Wheat was a motif deeply cherished by Gabrielle Chanel, associated with prosperity and cyclical renewal. Here it is not reproduced nostalgically. It is reinterpreted as temporal stratification. The illusion does not conceal the textile. It emerges from it.
This gesture resonates with the work of Anselm Kiefer, whose paintings incorporate straw and organic matter directly into the canvas so that material itself carries memory and historical weight. In his work, the surface does not merely depict landscape. It becomes landscape. Matter becomes archive.
In Blazy’s garment, embroidery performs a comparable operation. It does not decorate. It inscribes time into surface. The trompe l’oeil becomes a metaphor for continuity. The past is not displayed behind glass. It is woven into the present.
The chromatic jacket composed of horizontal bands of red, black, orange, and yellow extends this dialogue into the field of abstraction.
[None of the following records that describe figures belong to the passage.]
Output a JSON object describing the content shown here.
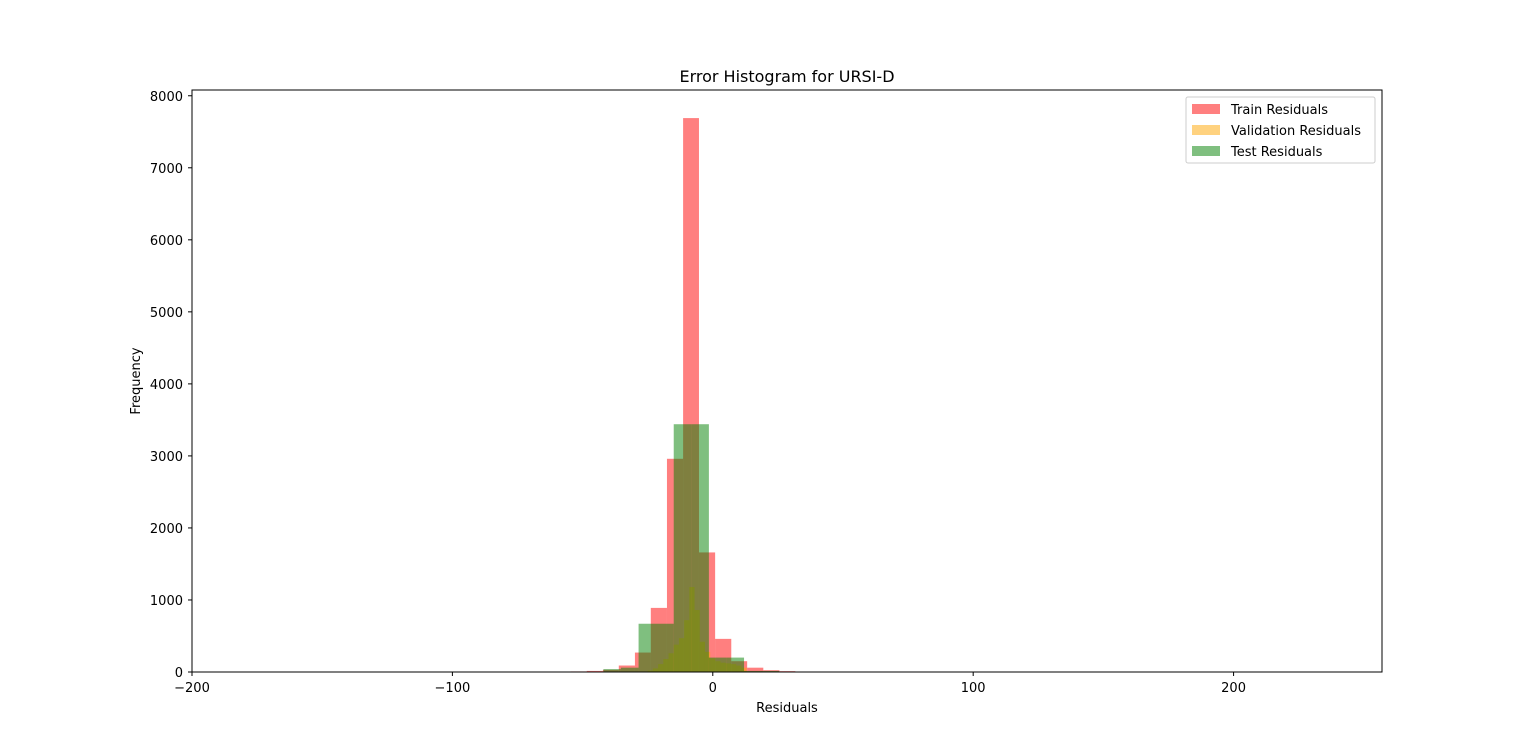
{
  "chart_data": {
    "type": "bar",
    "title": "Error Histogram for URSI-D",
    "xlabel": "Residuals",
    "ylabel": "Frequency",
    "xlim": [
      -200,
      257
    ],
    "ylim": [
      0,
      8080
    ],
    "xticks": [
      -200,
      -100,
      0,
      100,
      200
    ],
    "xtick_labels": [
      "−200",
      "−100",
      "0",
      "100",
      "200"
    ],
    "yticks": [
      0,
      1000,
      2000,
      3000,
      4000,
      5000,
      6000,
      7000,
      8000
    ],
    "ytick_labels": [
      "0",
      "1000",
      "2000",
      "3000",
      "4000",
      "5000",
      "6000",
      "7000",
      "8000"
    ],
    "grid": false,
    "legend_position": "top-right",
    "series": [
      {
        "name": "Train Residuals",
        "color": "#ff0000",
        "opacity": 0.5,
        "bins": [
          {
            "x0": -54.6,
            "x1": -48.4,
            "count": 8
          },
          {
            "x0": -48.4,
            "x1": -42.2,
            "count": 15
          },
          {
            "x0": -42.2,
            "x1": -36.1,
            "count": 30
          },
          {
            "x0": -36.1,
            "x1": -29.9,
            "count": 90
          },
          {
            "x0": -29.9,
            "x1": -23.8,
            "count": 270
          },
          {
            "x0": -23.8,
            "x1": -17.6,
            "count": 890
          },
          {
            "x0": -17.6,
            "x1": -11.4,
            "count": 2960
          },
          {
            "x0": -11.4,
            "x1": -5.3,
            "count": 7690
          },
          {
            "x0": -5.3,
            "x1": 0.9,
            "count": 1660
          },
          {
            "x0": 0.9,
            "x1": 7.1,
            "count": 460
          },
          {
            "x0": 7.1,
            "x1": 13.2,
            "count": 150
          },
          {
            "x0": 13.2,
            "x1": 19.4,
            "count": 60
          },
          {
            "x0": 19.4,
            "x1": 25.6,
            "count": 25
          },
          {
            "x0": 25.6,
            "x1": 31.7,
            "count": 12
          },
          {
            "x0": 31.7,
            "x1": 37.9,
            "count": 6
          }
        ]
      },
      {
        "name": "Validation Residuals",
        "color": "#ffa500",
        "opacity": 0.5,
        "bins": [
          {
            "x0": -25.0,
            "x1": -23.0,
            "count": 20
          },
          {
            "x0": -23.0,
            "x1": -21.0,
            "count": 50
          },
          {
            "x0": -21.0,
            "x1": -19.0,
            "count": 110
          },
          {
            "x0": -19.0,
            "x1": -17.0,
            "count": 180
          },
          {
            "x0": -17.0,
            "x1": -15.0,
            "count": 260
          },
          {
            "x0": -15.0,
            "x1": -13.0,
            "count": 380
          },
          {
            "x0": -13.0,
            "x1": -11.0,
            "count": 470
          },
          {
            "x0": -11.0,
            "x1": -9.0,
            "count": 720
          },
          {
            "x0": -9.0,
            "x1": -7.0,
            "count": 1180
          },
          {
            "x0": -7.0,
            "x1": -5.0,
            "count": 860
          },
          {
            "x0": -5.0,
            "x1": -3.0,
            "count": 420
          },
          {
            "x0": -3.0,
            "x1": -1.0,
            "count": 280
          },
          {
            "x0": -1.0,
            "x1": 1.0,
            "count": 190
          },
          {
            "x0": 1.0,
            "x1": 3.0,
            "count": 150
          },
          {
            "x0": 3.0,
            "x1": 5.0,
            "count": 130
          },
          {
            "x0": 5.0,
            "x1": 7.0,
            "count": 120
          },
          {
            "x0": 7.0,
            "x1": 9.0,
            "count": 110
          },
          {
            "x0": 9.0,
            "x1": 11.0,
            "count": 90
          },
          {
            "x0": 11.0,
            "x1": 13.0,
            "count": 60
          }
        ]
      },
      {
        "name": "Test Residuals",
        "color": "#008000",
        "opacity": 0.5,
        "bins": [
          {
            "x0": -42.0,
            "x1": -35.3,
            "count": 40
          },
          {
            "x0": -35.3,
            "x1": -28.5,
            "count": 60
          },
          {
            "x0": -28.5,
            "x1": -21.8,
            "count": 670
          },
          {
            "x0": -21.8,
            "x1": -15.0,
            "count": 670
          },
          {
            "x0": -15.0,
            "x1": -8.3,
            "count": 3440
          },
          {
            "x0": -8.3,
            "x1": -1.5,
            "count": 3440
          },
          {
            "x0": -1.5,
            "x1": 5.2,
            "count": 200
          },
          {
            "x0": 5.2,
            "x1": 12.0,
            "count": 200
          },
          {
            "x0": 12.0,
            "x1": 18.7,
            "count": 15
          },
          {
            "x0": 18.7,
            "x1": 25.5,
            "count": 15
          }
        ]
      }
    ]
  }
}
The correspondence with color field painting is not superficial. The horizontal suspension of color, the tension between warmth and depth, and the immersive effect resonate strongly with the work of Mark Rothko. Yet here color is not applied as pigment onto canvas. It is constructed through textile density. Threads extend outward. The surface vibrates. The garment refuses flatness. Color and material reinforce one another. What in painting remains two dimensional becomes embodied. The chromatic field is no longer observed. It is worn.
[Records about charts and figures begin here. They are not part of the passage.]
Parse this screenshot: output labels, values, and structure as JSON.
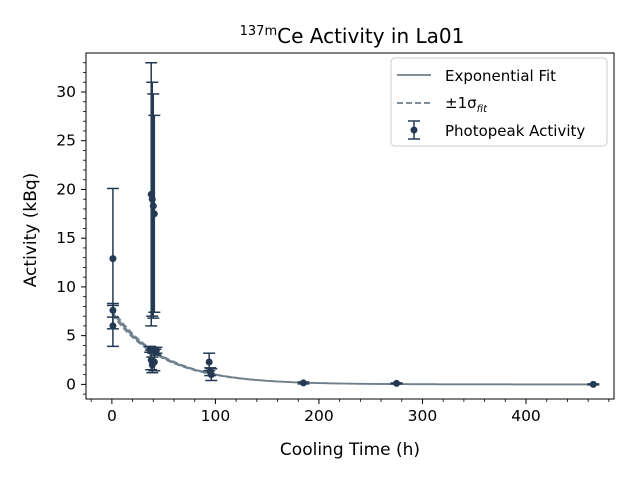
{
  "chart_data": {
    "type": "scatter",
    "title": {
      "sup": "137m",
      "main": "Ce Activity in La01"
    },
    "xlabel": "Cooling Time (h)",
    "ylabel": "Activity (kBq)",
    "xlim": [
      -25,
      485
    ],
    "ylim": [
      -1.5,
      34
    ],
    "xticks": [
      0,
      100,
      200,
      300,
      400
    ],
    "yticks": [
      0,
      5,
      10,
      15,
      20,
      25,
      30
    ],
    "grid": false,
    "legend_position": "top-right",
    "legend": [
      {
        "label": "Exponential Fit",
        "style": "solid"
      },
      {
        "label": "±1σ",
        "sub": "fit",
        "style": "dashed"
      },
      {
        "label": "Photopeak Activity",
        "style": "errorbar"
      }
    ],
    "fit": {
      "A0": 7.5,
      "half_life_h": 34.4,
      "sigma_frac": 0.04
    },
    "series": [
      {
        "name": "Photopeak Activity",
        "points": [
          {
            "x": 1,
            "y": 12.9,
            "err": 7.2
          },
          {
            "x": 1,
            "y": 7.6,
            "err": 0.7
          },
          {
            "x": 1,
            "y": 6.0,
            "err": 2.1
          },
          {
            "x": 37,
            "y": 3.6,
            "err": 0.3
          },
          {
            "x": 38,
            "y": 2.5,
            "err": 1.0
          },
          {
            "x": 38,
            "y": 19.5,
            "err": 13.5
          },
          {
            "x": 39,
            "y": 2.0,
            "err": 0.8
          },
          {
            "x": 39,
            "y": 19.0,
            "err": 12.0
          },
          {
            "x": 40,
            "y": 3.5,
            "err": 0.3
          },
          {
            "x": 40,
            "y": 18.3,
            "err": 11.5
          },
          {
            "x": 41,
            "y": 2.3,
            "err": 0.9
          },
          {
            "x": 41,
            "y": 17.5,
            "err": 10.1
          },
          {
            "x": 42,
            "y": 3.3,
            "err": 0.3
          },
          {
            "x": 43,
            "y": 3.5,
            "err": 0.3
          },
          {
            "x": 94,
            "y": 2.3,
            "err": 0.9
          },
          {
            "x": 95,
            "y": 1.3,
            "err": 0.4
          },
          {
            "x": 96,
            "y": 1.0,
            "err": 0.6
          },
          {
            "x": 185,
            "y": 0.15,
            "err": 0.1
          },
          {
            "x": 275,
            "y": 0.1,
            "err": 0.05
          },
          {
            "x": 465,
            "y": 0.0,
            "err": 0.05
          }
        ]
      }
    ],
    "colors": {
      "fit": "#6e7f8c",
      "points": "#253a52",
      "frame": "#000000"
    }
  }
}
The red open weave suit introduces another register. Tweed is no longer compact and dense but opened, unraveled into a net like grid that exposes as much as it conceals. The chromatic saturation is immediate, almost confrontational, yet the composition remains rigorously structured. The surface vibrates, but it does not collapse.
This tension recalls the work of Rashid Johnson, particularly his red grid paintings in which looping gestures accumulate within a disciplined framework. His marks appear spontaneous, even obsessive, yet they are contained within an architectural order. Repetition becomes rhythm. Saturation becomes intensity rather than excess. The surface carries energy without dissolving into chaos.
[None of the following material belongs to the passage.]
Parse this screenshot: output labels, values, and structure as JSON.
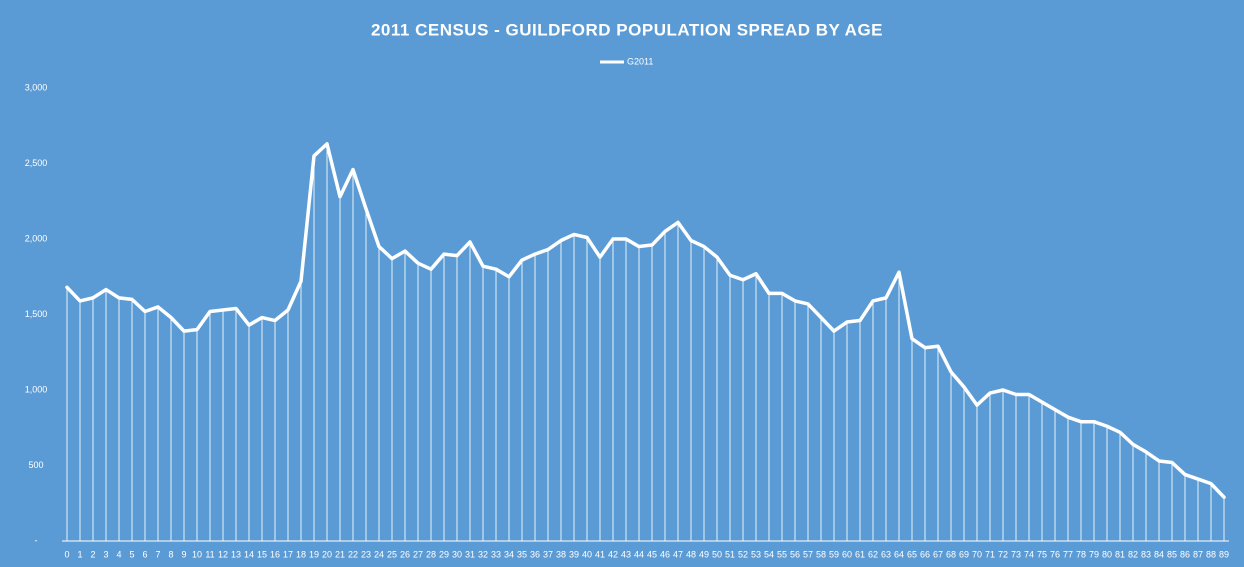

The suit operates within a similar dynamic. The grid restrains the red. The weave structures the impulse. What could read as raw expressivity is held in place by construction. On the canvas, Johnson’s marks activate a two dimensional field. On the body, Blazy’s open tweed transforms that logic into volume. The abstraction steps off the wall and acquires weight, movement, gravity.
Across these correspondences, sculpture, trompe l’oeil, chromatic immersion, and abstract repetition converge. The garments do not imitate artworks. They operate through comparable logics. Origin, stratification, saturation, rhythm. These are not decorative references but structural affinities.
We all inherit a visual culture. Forms sediment within us. Images accumulate across time and reappear in contemporary creation, sometimes consciously, often intuitively. With his upbringing in an art saturated environment and his formation at La Cambre, Matthieu Blazy carries within him a dense visual memory. It is therefore unsurprising that his work resonates on symbolic, philosophical, and pictorial levels without declaring explicit citation.
After moving through a collection where temporality collapses into continuity, where illusion and materiality coexist, where accessories assume sculptural autonomy and textiles behave like fields of painting, the question shifts.
If these garments activate the same structures and conceptual tensions that have long defined modern art, what precisely would exclude them from that category.
And in the spirit of What Is Not Art, perhaps the more unsettling question is: When we stand before such objects, what is it that compels us to insist that they are not art.